Tuesday, November 17, 2009

How Long 'Til We Hang Him?



(Image swiped from S. Weasel's website, as she has way better photo skills than any I'll ever have, and it's one of the most accurate representations of that bastard's convictions we'll ever see. If she says it's a problem, I'll take it down ASAP)

Number One: This useless waste of oxygen wanted charges pressed against his patients for war crimes. Why? I haven't seen any info on that yet, because it would be a major violation of patient privacy rights. But it wouldn't surprise me that some of his patients have major guilt issues bacause they participated combat that resulted in the deaths of people who aren't soldiers. Now before I get a bunch of pointed messages about turning into a lefty moonbat, let's clarify a few things. We haven't fought against regulars in Iraq since 2003, and not at all in Afghanistan. The enemy, and I won't dignify them with the title Soldiers, as they are certainly NOT, uses civilians as targets, cover, concealment, and delivery systems. We have Soldiers who've killed civilians for these reasons: they represented a high threat likelihood, they were used as cover for attacking forces, or they blundered into situations and areas were there was combat going on. And I would hazard a guess that former Major Hasan was actually seeing them because they had real emotional problems, such as guilt and horror, for having harmed or killed civilians. Because I can tell you one thing from my time in Iraq. Our Soldiers don't go looking for civilians to kill for personal satisfaction. We get training and indoctrination, year after year, on ethics and law in warfare. Civilians Are Not Legitimate Targets. It's that simple.

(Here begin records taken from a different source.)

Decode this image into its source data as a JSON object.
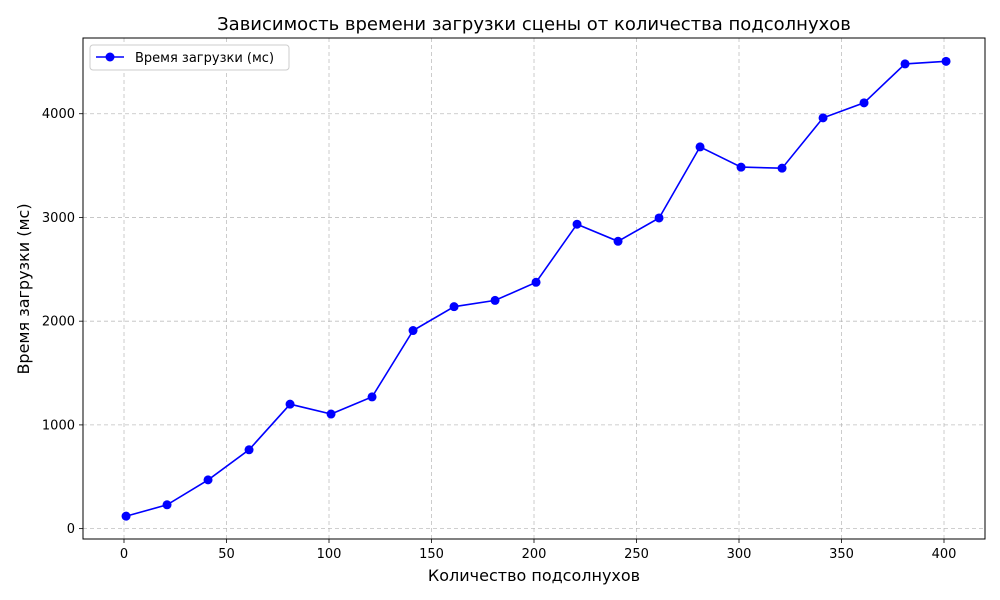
{
  "chart_data": {
    "type": "line",
    "title": "Зависимость времени загрузки сцены от количества подсолнухов",
    "xlabel": "Количество подсолнухов",
    "ylabel": "Время загрузки (мс)",
    "xlim": [
      -20,
      420
    ],
    "ylim": [
      -100,
      4730
    ],
    "xticks": [
      0,
      50,
      100,
      150,
      200,
      250,
      300,
      350,
      400
    ],
    "yticks": [
      0,
      1000,
      2000,
      3000,
      4000
    ],
    "grid": true,
    "legend_position": "top-left",
    "series": [
      {
        "name": "Время загрузки (мс)",
        "color": "#0000ff",
        "marker": "circle",
        "x": [
          1,
          21,
          41,
          61,
          81,
          101,
          121,
          141,
          161,
          181,
          201,
          221,
          241,
          261,
          281,
          301,
          321,
          341,
          361,
          381,
          401
        ],
        "y": [
          120,
          230,
          470,
          760,
          1200,
          1105,
          1270,
          1910,
          2140,
          2200,
          2375,
          2935,
          2770,
          2995,
          3680,
          3485,
          3475,
          3960,
          4105,
          4480,
          4505
        ]
      }
    ]
  }
}
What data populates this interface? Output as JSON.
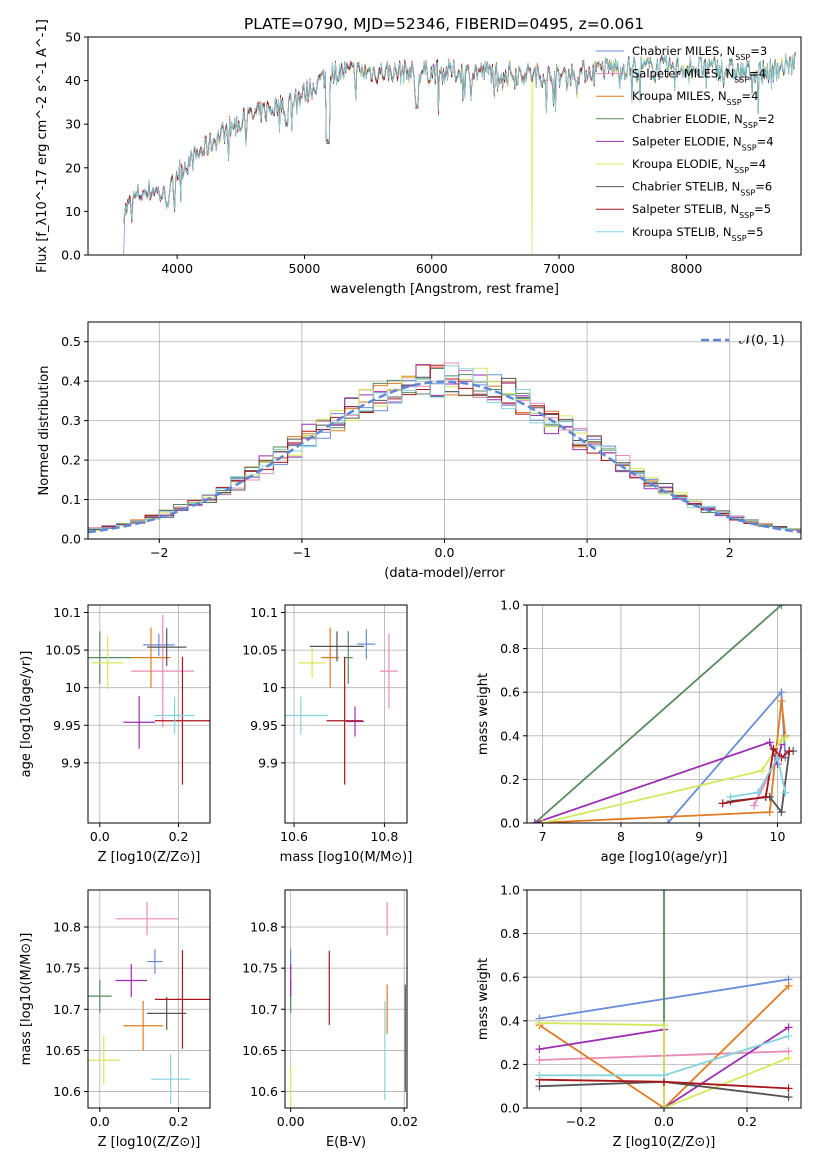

Secondly: How can anyone say this turd isn't a terrorist? I watched some yahoo on Fox News state he isn't because he's not part of group, and he wasn't politically motivated. Islam dictates personal behavior in all aspects of life; politics is the process of generating the laws that will determine what behavior is or isn't to be penalized and rewarded, temporally. Anyone else see a link there? And as far as needing to be in a group to be a terrorist; terrorism is the pursuit of changing behavior and/or beliefs through violence. It doesn't require a damn charter and bylaws of like-minded individuals to pursue that agenda.

This situation is one of the downsides to being an economic superpower; the burgeoning numbers of idiots that nature would weed out otherwise, kept alive by the excess wealth of a successful economic system. Spare me from the stupidity of those who believe all people are inherently good, misunderstood, or simply in need of more understanding and concessions.

3 comments:

HankH said...

I couldn't have said it better myself...

HankH

Firehand said...

Few years back I read of a British WWII vet talking about some of the combat in Normandy. They'd come to a house, called out for anyone inside to come out; they heard movement but nobody spoke or came out. They were about to toss a grenade in when someone called in French that they were coming. Turned out to be almost a dozen people who'd been hiding.

The vet said, as I recall, that it was a wonderful thing that they spoke up in time because "otherwise we'd have innocently murdered them." The interviewer pointed out that that was the exact right wording: with no indication it wasn't German holdouts the grenades were the standard way to go; it would have killed many, you could call it 'murder', but the troops would have been innocent of any crime. And they'd still have had to live with the knowledge of what'd happened.

That kind of thing wears on someone, probably worse today than then since back then people in general were more knowledgeable and accepting of the facts of life. And it's the kind of thing that that bastard would have called a 'war crime' so as to persecute his own patients.

Brice said...

I won't call him a terrorist because I don't think that murders deserve a special title because they make a political statement. The enemy wins when we give up on our convictions in the name of security.